Hacking Nintendo 3DS Hack Compilation

[ShadowSora13]

Where is a Problem there is always a solution.... I think the firm check can be bypassed so no worries...


Edit: BUT this^ applies only if the 3ds scene doesn't become a monetizing technique for the china companies.... (look those ugly stupid ps3 dongles -.-)

 

[Syphurith]

The SSL protocol is probably just one of the security layers when communicating with the eShop. The system info sent to Nintendo should contain key information they need in order to uniquely sign software for your 3DS. They don't want us to have access to that information, so I don't think it's something we can middle man.
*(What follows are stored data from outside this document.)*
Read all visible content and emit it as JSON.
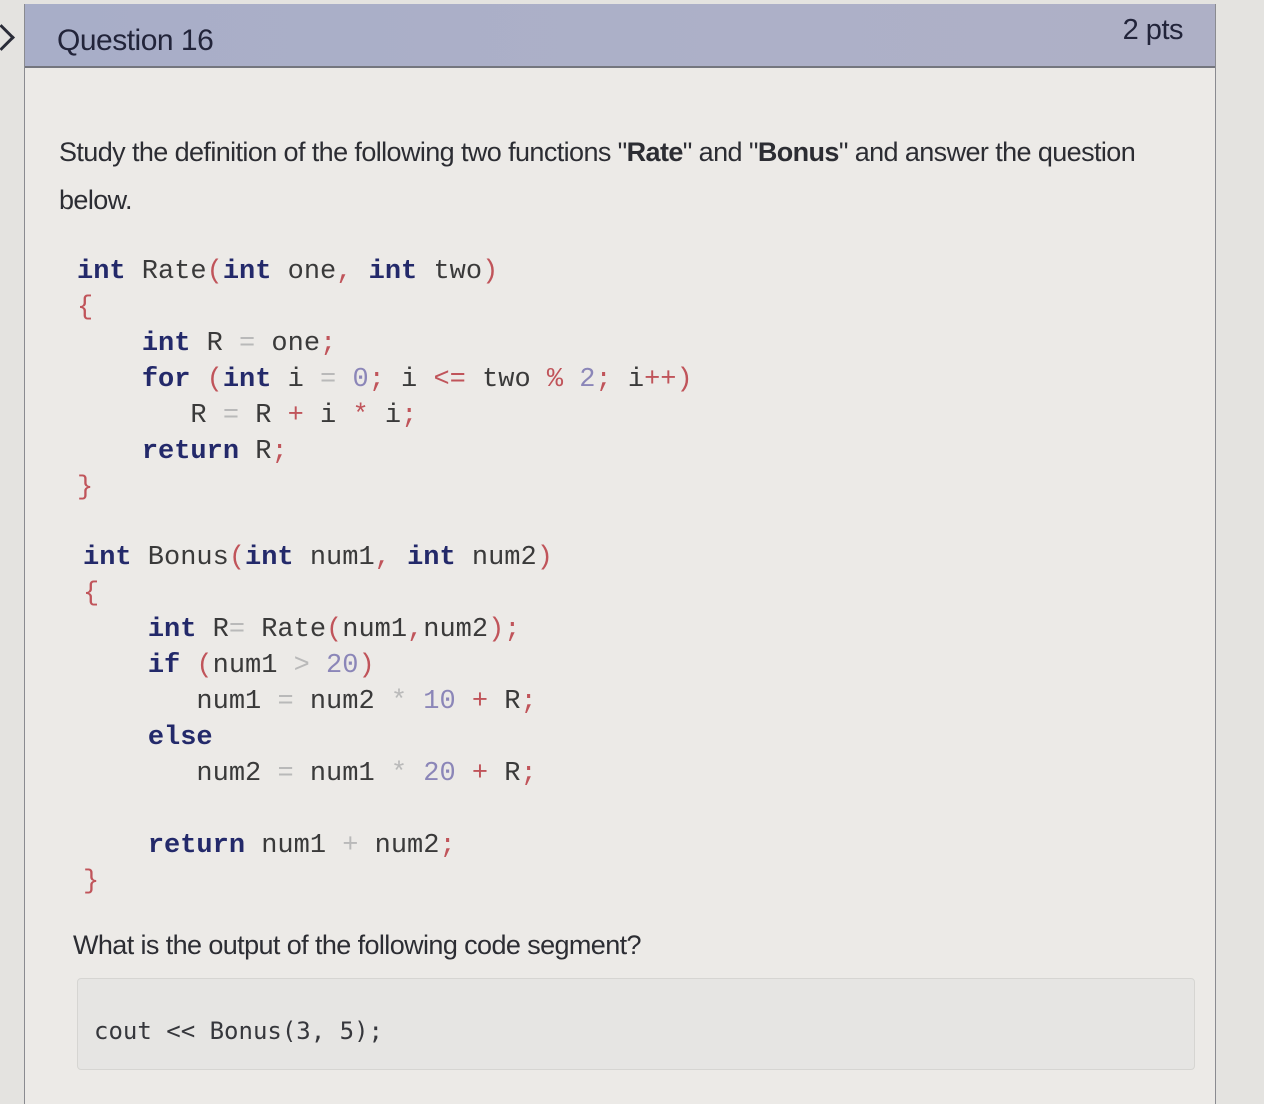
{
  "question": {
    "title": "Question 16",
    "points": "2 pts",
    "intro": {
      "before": "Study the definition of the following two functions \"",
      "fn1": "Rate",
      "mid": "\" and \"",
      "fn2": "Bonus",
      "after": "\" and answer the question below."
    },
    "prompt": "What is the output of the following code segment?",
    "snippet": "cout << Bonus(3, 5);"
  },
  "rate_function": {
    "lines": [
      [
        [
          "kw",
          "int"
        ],
        [
          "tx",
          " Rate"
        ],
        [
          "pn",
          "("
        ],
        [
          "kw",
          "int"
        ],
        [
          "tx",
          " one"
        ],
        [
          "pn",
          ","
        ],
        [
          "tx",
          " "
        ],
        [
          "kw",
          "int"
        ],
        [
          "tx",
          " two"
        ],
        [
          "pn",
          ")"
        ]
      ],
      [
        [
          "pn",
          "{"
        ]
      ],
      [
        [
          "tx",
          "    "
        ],
        [
          "kw",
          "int"
        ],
        [
          "tx",
          " R "
        ],
        [
          "op",
          "="
        ],
        [
          "tx",
          " one"
        ],
        [
          "pn",
          ";"
        ]
      ],
      [
        [
          "tx",
          "    "
        ],
        [
          "kw",
          "for"
        ],
        [
          "tx",
          " "
        ],
        [
          "pn",
          "("
        ],
        [
          "kw",
          "int"
        ],
        [
          "tx",
          " i "
        ],
        [
          "op",
          "="
        ],
        [
          "tx",
          " "
        ],
        [
          "nm",
          "0"
        ],
        [
          "pn",
          ";"
        ],
        [
          "tx",
          " i "
        ],
        [
          "pn",
          "<="
        ],
        [
          "tx",
          " two "
        ],
        [
          "pn",
          "%"
        ],
        [
          "tx",
          " "
        ],
        [
          "nm",
          "2"
        ],
        [
          "pn",
          ";"
        ],
        [
          "tx",
          " i"
        ],
        [
          "pn",
          "++)"
        ]
      ],
      [
        [
          "tx",
          "       R "
        ],
        [
          "op",
          "="
        ],
        [
          "tx",
          " R "
        ],
        [
          "pn",
          "+"
        ],
        [
          "tx",
          " i "
        ],
        [
          "pn",
          "*"
        ],
        [
          "tx",
          " i"
        ],
        [
          "pn",
          ";"
        ]
      ],
      [
        [
          "tx",
          "    "
        ],
        [
          "kw",
          "return"
        ],
        [
          "tx",
          " R"
        ],
        [
          "pn",
          ";"
        ]
      ],
      [
        [
          "pn",
          "}"
        ]
      ]
    ]
  },
  "bonus_function": {
    "lines": [
      [
        [
          "kw",
          "int"
        ],
        [
          "tx",
          " Bonus"
        ],
        [
          "pn",
          "("
        ],
        [
          "kw",
          "int"
        ],
        [
          "tx",
          " num1"
        ],
        [
          "pn",
          ","
        ],
        [
          "tx",
          " "
        ],
        [
          "kw",
          "int"
        ],
        [
          "tx",
          " num2"
        ],
        [
          "pn",
          ")"
        ]
      ],
      [
        [
          "pn",
          "{"
        ]
      ],
      [
        [
          "tx",
          "    "
        ],
        [
          "kw",
          "int"
        ],
        [
          "tx",
          " R"
        ],
        [
          "op",
          "="
        ],
        [
          "tx",
          " Rate"
        ],
        [
          "pn",
          "("
        ],
        [
          "tx",
          "num1"
        ],
        [
          "pn",
          ","
        ],
        [
          "tx",
          "num2"
        ],
        [
          "pn",
          ");"
        ]
      ],
      [
        [
          "tx",
          "    "
        ],
        [
          "kw",
          "if"
        ],
        [
          "tx",
          " "
        ],
        [
          "pn",
          "("
        ],
        [
          "tx",
          "num1 "
        ],
        [
          "op",
          ">"
        ],
        [
          "tx",
          " "
        ],
        [
          "nm",
          "20"
        ],
        [
          "pn",
          ")"
        ]
      ],
      [
        [
          "tx",
          "       num1 "
        ],
        [
          "op",
          "="
        ],
        [
          "tx",
          " num2 "
        ],
        [
          "op",
          "*"
        ],
        [
          "tx",
          " "
        ],
        [
          "nm",
          "10"
        ],
        [
          "tx",
          " "
        ],
        [
          "pn",
          "+"
        ],
        [
          "tx",
          " R"
        ],
        [
          "pn",
          ";"
        ]
      ],
      [
        [
          "tx",
          "    "
        ],
        [
          "kw",
          "else"
        ]
      ],
      [
        [
          "tx",
          "       num2 "
        ],
        [
          "op",
          "="
        ],
        [
          "tx",
          " num1 "
        ],
        [
          "op",
          "*"
        ],
        [
          "tx",
          " "
        ],
        [
          "nm",
          "20"
        ],
        [
          "tx",
          " "
        ],
        [
          "pn",
          "+"
        ],
        [
          "tx",
          " R"
        ],
        [
          "pn",
          ";"
        ]
      ],
      [
        [
          "tx",
          ""
        ]
      ],
      [
        [
          "tx",
          "    "
        ],
        [
          "kw",
          "return"
        ],
        [
          "tx",
          " num1 "
        ],
        [
          "op",
          "+"
        ],
        [
          "tx",
          " num2"
        ],
        [
          "pn",
          ";"
        ]
      ],
      [
        [
          "pn",
          "}"
        ]
      ]
    ]
  }
}
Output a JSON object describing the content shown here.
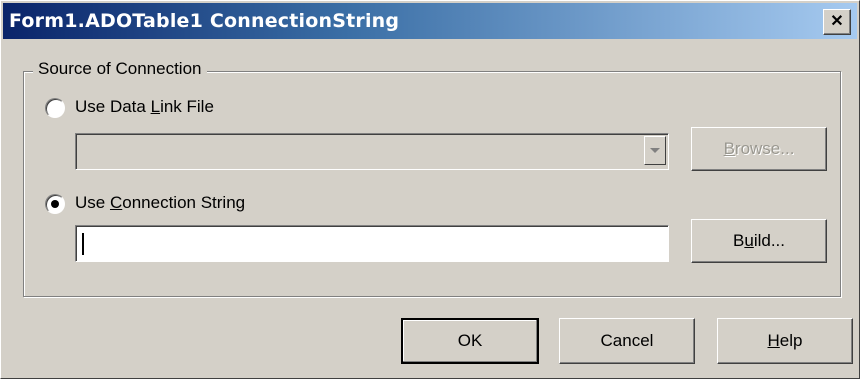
{
  "window": {
    "title": "Form1.ADOTable1 ConnectionString",
    "close_glyph": "✕"
  },
  "source_group": {
    "title": "Source of Connection",
    "data_link_option": {
      "pre": "Use Data ",
      "key": "L",
      "post": "ink File",
      "selected": false
    },
    "data_link_file": {
      "value": ""
    },
    "browse_button": {
      "pre": "",
      "key": "B",
      "post": "rowse...",
      "enabled": false
    },
    "connection_string_option": {
      "pre": "Use ",
      "key": "C",
      "post": "onnection String",
      "selected": true
    },
    "connection_string": {
      "value": ""
    },
    "build_button": {
      "pre": "B",
      "key": "u",
      "post": "ild...",
      "enabled": true
    }
  },
  "footer": {
    "ok_label": "OK",
    "cancel_label": "Cancel",
    "help_button": {
      "pre": "",
      "key": "H",
      "post": "elp"
    }
  }
}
i said it can not capture SSL/v3. In fact my skills on network is very low. I was just planned to capture something transferred.
If we cheat one connection from head to end and replay the packages.. use sockets not http/ftp so that no headers is sent.
I know why they encrypted with SSL/v3 but they can never know whether that is a 3ds or not if replay.
that is Proxy-middle-man. Oh yes i may have left some knowledges behind.
But is there any hints for you guys.

 

[Rydian]

true enough, the trouble with this update is. if you want to use the shop, you have to update there is no way around it. I know cause mine is updating right now, oh well no use complaining about it.

But it's how it's been since the DSi. Want eshop stuff, gotta' update.

Well what if the cert could be captured?

The cert is never sent out of their property.

 

[Syphurith]

But it's how it's been since the DSi. Want eshop stuff, gotta' update.
The cert is never sent out of their property.

Well good. 3ds connect us and then we connect to target using two fake certs playing as server and 3ds.
But then what 's that '.response' files with size more than 1KB?
There is 'OpenSSL Generated Certificate' String or other things in them so i do wonder what are they.

In fact what's the correct certs of a 3ds?
Oh i understand the packages i collected are only the encrypted data and 'cert'. They are legit if not modified.

 

[Eerpow]

i said it can not capture SSL/v3. In fact my skills on network is very low. I was just planned to capture something transferred.
If we cheat one connection from head to end and replay the packages.. use sockets not http/ftp so that no headers is sent.
I know why they encrypted with SSL/v3 but they can never know whether that is a 3ds or not if replay.
that is Proxy-middle-man. Oh yes i may have left some knowledges behind.
But is there any hints for you guys.

It should be possible, I'm just saying we'll probably not get anything from reading the information sent/received, I don't think the info containing firmware version sent to Nintendo can be opened let alone edited by us.

 

[nexuspunk]

I guess your right, I just think nintendo is using the eshop to shove updates down our throats. I love the games for the 3ds do not get me wrong, but having to update just to play games? sony is already doing that enough with the ps3, dont be a sony clone nintendo

 

[Syphurith]

It should be possible, I'm just saying we'll probably not get anything from reading the information sent/received, I don't think the info containin firmware version sent to Nintendo can be opened let alone edited by us.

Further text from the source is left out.